The Nationals returned home last Monday with an opportunity ahead of them. They had just been swept by the New York Mets to close a road trip where they lost seven of 10 games. But awaiting them was a seven-game stretch against sub-.500 teams within the friendly confines of Nationals Park.
On the other end of that week was one of the most difficult parts of their 2015 schedule: three games at the Los Angeles Dodgers with both Zack Greinke and Clayton Kershaw lined up to start, then four at the San Francisco Giants with Madison Bumgarner set for the finale.
With some of the best teams in baseball up ahead, losing to the Arizona Diamondbacks and Colorado Rockies is not ideal, but that's exactly what transpired for the Nationals in what amounted to a 3-4 homestand overall. Losing to teams that will not be in the playoffs is one thing, but to have two winnable games blown by their setup man Drew Storen is a tough pill to swallow.
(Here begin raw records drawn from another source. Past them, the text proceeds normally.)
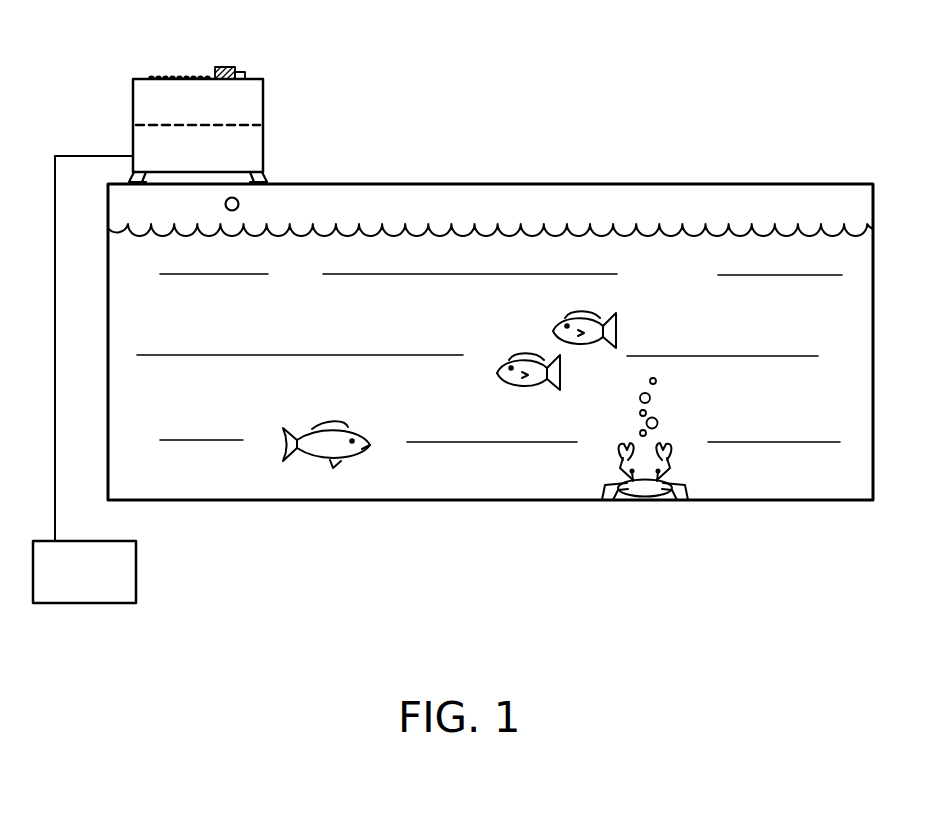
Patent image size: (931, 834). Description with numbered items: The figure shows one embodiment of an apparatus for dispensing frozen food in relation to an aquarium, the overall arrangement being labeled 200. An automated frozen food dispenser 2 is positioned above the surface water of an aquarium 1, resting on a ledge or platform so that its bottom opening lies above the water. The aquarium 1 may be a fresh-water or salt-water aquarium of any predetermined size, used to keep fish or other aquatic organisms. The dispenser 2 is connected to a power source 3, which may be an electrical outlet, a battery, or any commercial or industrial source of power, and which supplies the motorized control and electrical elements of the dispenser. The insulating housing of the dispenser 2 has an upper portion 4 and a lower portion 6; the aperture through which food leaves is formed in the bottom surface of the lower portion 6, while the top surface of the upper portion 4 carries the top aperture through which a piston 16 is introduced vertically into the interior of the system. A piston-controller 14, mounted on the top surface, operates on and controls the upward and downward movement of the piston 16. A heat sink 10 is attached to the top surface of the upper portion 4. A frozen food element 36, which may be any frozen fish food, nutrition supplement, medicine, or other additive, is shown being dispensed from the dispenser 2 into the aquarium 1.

The aquarium 1 is at (673, 277).
The automated frozen food dispenser 2 is at (215, 101).
The power source 3 is at (136, 570).
The upper portion 4 is at (145, 101).
The lower portion 6 is at (145, 138).
The heat sink 10 is at (175, 76).
The piston-controller 14 is at (232, 67).
The piston 16 is at (247, 73).
The frozen food element 36 is at (240, 203).
The water treatment system 200 is at (216, 312).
The Nationals did not lose any ground in the division after Sunday's 6-4 loss to the Rockies, as the Mets also fell in their series finale in Tampa. But each time this team begins to show progress, they seem to let favorable matchups and situations elude them.
The Nats' clubhouse leaders and manager Matt Williams all stuck to the message they have echoed for much of this season: it's too early to panic and they will take this day-by-day until it's really too late to turn things around.
That's the mantra Williams has preached since he took the job before last season and he's not going to change his philosophy now.
"We don't think about that. It's about tomorrow," he explained on Sunday. "We have to play the Dodgers tomorrow. We're in a spot where we're in this thing and we have to be prepared for that. To look back on things does you no good. We look forward to tomorrow."
That is consistent with what Williams has said all year and for as long as the Nats' core of reporters has known him. He described it even further when pressed on how exactly his team can improve if he refuses to look back and evaluate in the big picture:
"That's what you would think. But what I would think as the manager of this club is that we must play tomorrow. And if we don't win tomorrow, or have the plan to win tomorrow, then what the hell are we doing here? That's what I think. So, for me, it is in the past. There's nothing we can do about it right now. Of course we want to get better, of course we want to win games. What we do right now is jump on that plane with a good attitude and go get the Dodgers and see what we can do. What other choice could we have? Pretty much none. So, we'll go do that."
The Nationals are still quite clearly in the division race, despite their standing in the context of the rest of the league. Overall, they have been a relatively mediocre team to this point. As of now they stand on pace to win about 84 games, or 83.9 to be exact. Usually that would put you in serious trouble at this point of the year, yet they remain just 1 1/2 games out of first place.
That fact, though bizarre and unusual as it may be, is not lost on the Nationals.
"You just gotta stay within striking distance and get where we need to be with two or three weeks left in the season and then go from there," Ryan Zimmerman said. "We’re 1 ½ games out. It doesn’t matter if we turn it around or not. We could finish one game over .500, as long as we win the division it doesn’t matter.
"You can’t look at baseball on a day-to-day basis. That’s why it’s so hard for you guys. You guys have to write things that really don’t matter because you can’t talk about stuff every day in baseball. I’m glad I don’t have your job. It’s more of a large sample size sport. Look at the Mets earlier in the year, they won  in a row and then everyone said that they’re this great team and then they lost eight in a row and now they’re winning seven in a row."
"I'm pretty optimistic," Jayson Werth said. "We need to win more games [and] play up to our capabilities....I think we're in good shape. We'll be good. We just need to get rolling.
"We got a great team, we got a great group of guys. I love coming to the park and playing with these guys. I can't say enough about them. We just got to pick each other up and just keep going. We got a long way to go. Again, I feel good. I feel good where we're at. I love my team. I feel like it's just a matter of time before we start clicking and we start gelling and we start rolling."
Optimism is one thing, but the Nationals will have to play a different brand of baseball to take care of business out west. The Nats are now 9-14 in the second half of the season and 10 of their last 13 have come against losing teams.
If they continue to make mistakes, give up late leads and fail to take advantage of prime opportunities, the Dodgers and Giants will make them pay. Max Scherzer - who gave up three homers on Sunday but did not take the loss - perhaps summed up best what the Nationals will need to do to get back on track:
"Look, it is what it is. You have to win all these games. You have to find a way to dig deep and win these series. I know we're playing some great teams. We're going to face the Dodgers, Giants and [the Rockies] again. It's going to be an absolute grind. That's what August is about. You have to grind through the schedule and keep going at it. With 162, when you get in August, you have to find a way just to dig deep and grind out these games. It's one pitch, one inning at a time. Sometimes you just gotta remind yourself that's what it takes to win at this time of the year."
As Scherzer explained, the Nationals know what they need to do to win, but one has to wonder how long they can go at this pace before the time to panic actually arrives.